Stacy Leigh processed the stress of having to deal with the management of her New York apartment by painting fantasy landscapes with picture-perfect houses and “no neighbors”. Her works are now on show at WOAW Gallery in Central. (PHOTO PROVIDED TO CHINA DAILY)

Art therapy can be especially beneficial for individuals who have special educational needs or find it difficult to communicate verbally, says Mimi Tung, head of program design and lead art therapist at SAF. “Art provides an alternative means of communicating, processing thoughts (as well as helping a person’s) worldview to evolve,” she adds.

At a typical session, the client is asked to create visual images in the presence of a qualified art therapist. “This process contributes to the externalization of thoughts and feelings, which may otherwise remain unexpressed,” says Byrne. The therapist may then ask open-ended questions about the artwork to stimulate dialogue. “The artwork serves as a mirror for the client to see their internal world.”
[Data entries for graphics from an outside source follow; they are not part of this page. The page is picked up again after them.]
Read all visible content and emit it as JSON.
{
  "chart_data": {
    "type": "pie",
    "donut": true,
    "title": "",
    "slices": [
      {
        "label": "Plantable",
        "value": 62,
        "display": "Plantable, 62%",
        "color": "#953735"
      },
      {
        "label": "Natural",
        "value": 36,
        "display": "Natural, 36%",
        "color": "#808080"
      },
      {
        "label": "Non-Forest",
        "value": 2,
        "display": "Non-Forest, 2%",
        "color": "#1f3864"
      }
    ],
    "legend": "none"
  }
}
Mimi Tung , head of program design and lead art therapist at the Sovereign Art Foundation flanked by colleagues. (PHOTO PROVIDED TO CHINA DAILY)

A flourishing field

Hong Kong has seen a plethora of artists, NGOs and corporations getting involved in art therapy and expressive arts therapy in recent years. At Kwai Chung Hospital, expressive arts therapy is being used to build motivation and inspiration in 200 adults recovering from mental illness.

Joanna To has been working with NGOs to design and facilitate expressive arts therapy workshops for young people and the general public. Following stints at Tsz Shan Monastery and the Changing Young Lives Foundation, To established Arts for Change, offering individual and group workshops and therapy sessions that integrate expressive arts therapy with meditation.

Expressive Arts Therapy Experiential Workshops, hosted by M+ museum with University of Hong Kong’s Centre on Behavioral Health. The immersive sessions invite participants to express themselves through visual art, physical movement and creative writing. (PHOTO PROVIDED TO CHINA DAILY)

An experiential art therapy session hosted by the Sovereign Art Foundation. (PHOTO PROVIDED TO CHINA DAILY)

SAF’s flagship program, Make It Better, provides expressive arts workshops to underprivileged and special education needs children. The charity has helped over 10,000 kids and their family members to date. Recent initiatives by the organization include free community-art fun days in residential districts. “Our next goal is to develop a free online expressive arts resource center for the public,” Pinkstone says.

For the curious, workshops such as those being offered at M+ provide a chance for anyone to get a taste of expressive arts therapy. As Ryan says: “Everyone has the capacity to be creative, and inspired by art and artists.”